Step 3 - Heart Feeling

The third step involves positive feelings and attitudes. Continue to breathe through the area of your heart and find a positive feeling, like appreciation, care, or compassion. This could be the appreciation or care you have towards a special person, a place, or an event, even something as simple as a sunrise or the ocean.
Note that there are four levels of challenge, starting at low then up to medium, high and highest. Start with low. Once you consistently achieve a high level of coherence (e.g., 80-90% or greater), that’s a good time to move to the next challenge level. Progressing from level to level may require several weeks, even months, of consistent effort and practice. Don’t be discouraged when your coherence level appears reduced when you start a higher challenge level; consistent practice will yield greater coherence.
What will you have at the end of all this coherence-enhancing effort? Most people report an enhanced sense of well-being, along with reductions in blood pressure, and clarity of thinking. Many people report that they become more time-efficient, are able to focus more effectively, and are better able to filter out distractions. The stress hormone, cortisol, is reduced, while DHEA levels increase. Blood sugar control improves modestly, as evidenced by reductions in HbA1c.

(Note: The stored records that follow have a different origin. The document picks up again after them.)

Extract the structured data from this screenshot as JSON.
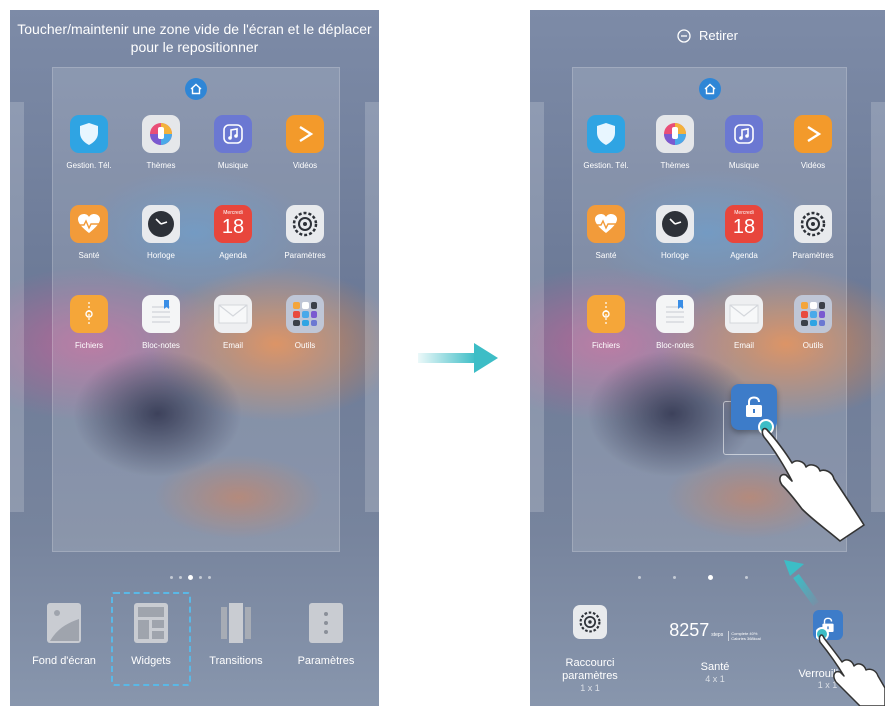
{
  "left_screen": {
    "instruction_line1": "Toucher/maintenir une zone vide de l'écran et le déplacer",
    "instruction_line2": "pour le repositionner",
    "apps": [
      {
        "label": "Gestion. Tél.",
        "icon": "shield-icon",
        "color": "#2fa4e3"
      },
      {
        "label": "Thèmes",
        "icon": "brush-icon",
        "color": "#e5e7ea"
      },
      {
        "label": "Musique",
        "icon": "music-note-icon",
        "color": "#6b78d2"
      },
      {
        "label": "Vidéos",
        "icon": "play-icon",
        "color": "#f39a2b"
      },
      {
        "label": "Santé",
        "icon": "heart-icon",
        "color": "#f29b3a"
      },
      {
        "label": "Horloge",
        "icon": "clock-icon",
        "color": "#e8eaed"
      },
      {
        "label": "Agenda",
        "icon": "calendar-icon",
        "color": "#e8463c",
        "day_name": "Mercredi",
        "day_number": "18"
      },
      {
        "label": "Paramètres",
        "icon": "gear-icon",
        "color": "#e8eaed"
      },
      {
        "label": "Fichiers",
        "icon": "folder-icon",
        "color": "#f5a639"
      },
      {
        "label": "Bloc-notes",
        "icon": "notepad-icon",
        "color": "#f4f5f6"
      },
      {
        "label": "Email",
        "icon": "envelope-icon",
        "color": "#eeeff1"
      },
      {
        "label": "Outils",
        "icon": "folder-grid-icon",
        "color": "#bfc6d6"
      }
    ],
    "bottom_menu": [
      {
        "label": "Fond d'écran",
        "icon": "wallpaper-icon"
      },
      {
        "label": "Widgets",
        "icon": "widgets-icon"
      },
      {
        "label": "Transitions",
        "icon": "transitions-icon"
      },
      {
        "label": "Paramètres",
        "icon": "settings-dots-icon"
      }
    ]
  },
  "right_screen": {
    "retirer_label": "Retirer",
    "apps": [
      {
        "label": "Gestion. Tél."
      },
      {
        "label": "Thèmes"
      },
      {
        "label": "Musique"
      },
      {
        "label": "Vidéos"
      },
      {
        "label": "Santé"
      },
      {
        "label": "Horloge"
      },
      {
        "label": "Agenda",
        "day_name": "Mercredi",
        "day_number": "18"
      },
      {
        "label": "Paramètres"
      },
      {
        "label": "Fichiers"
      },
      {
        "label": "Bloc-notes"
      },
      {
        "label": "Email"
      },
      {
        "label": "Outils"
      }
    ],
    "widgets": [
      {
        "label_line1": "Raccourci",
        "label_line2": "paramètres",
        "size": "1 x 1"
      },
      {
        "steps": "8257",
        "steps_unit": "steps",
        "label_line1": "Santé",
        "size": "4 x 1",
        "detail_line1": "Complete 40%",
        "detail_line2": "Calories 368kcal"
      },
      {
        "label_line1": "Verrouillage",
        "size": "1 x 1"
      }
    ]
  },
  "colors": {
    "arrow": "#3dbdc6",
    "accent_blue": "#2f86d6",
    "lock_blue": "#3d7cc9"
  }
}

The key is to practice achieving coherence often enough that you achieve what the HeartMath people call repatterning, the reprogramming of autonomic state that persists even when you are not actively engaged in obtaining coherence. Repatterning is evidenced by periods of spontaneous coherence that develop without conscious direction.
Curious phenomenon: The better you get at achieving rapid and deep coherence, the third step, “heart feeling,” i.e., visualizing or reliving happy or satisfying moments, will begin to come to you without conscious effort, sometimes flooding your consciousness with pleasant memories and emotions. This is when coherence begins to exert genuine positive changes in physiology. 
Additional resources:
“How to” and “Quick Coherence Tutorial” can be found under the book icon of the HeartMath software (upper right hand corner). These written instructions augment the narrated Coherence Coach.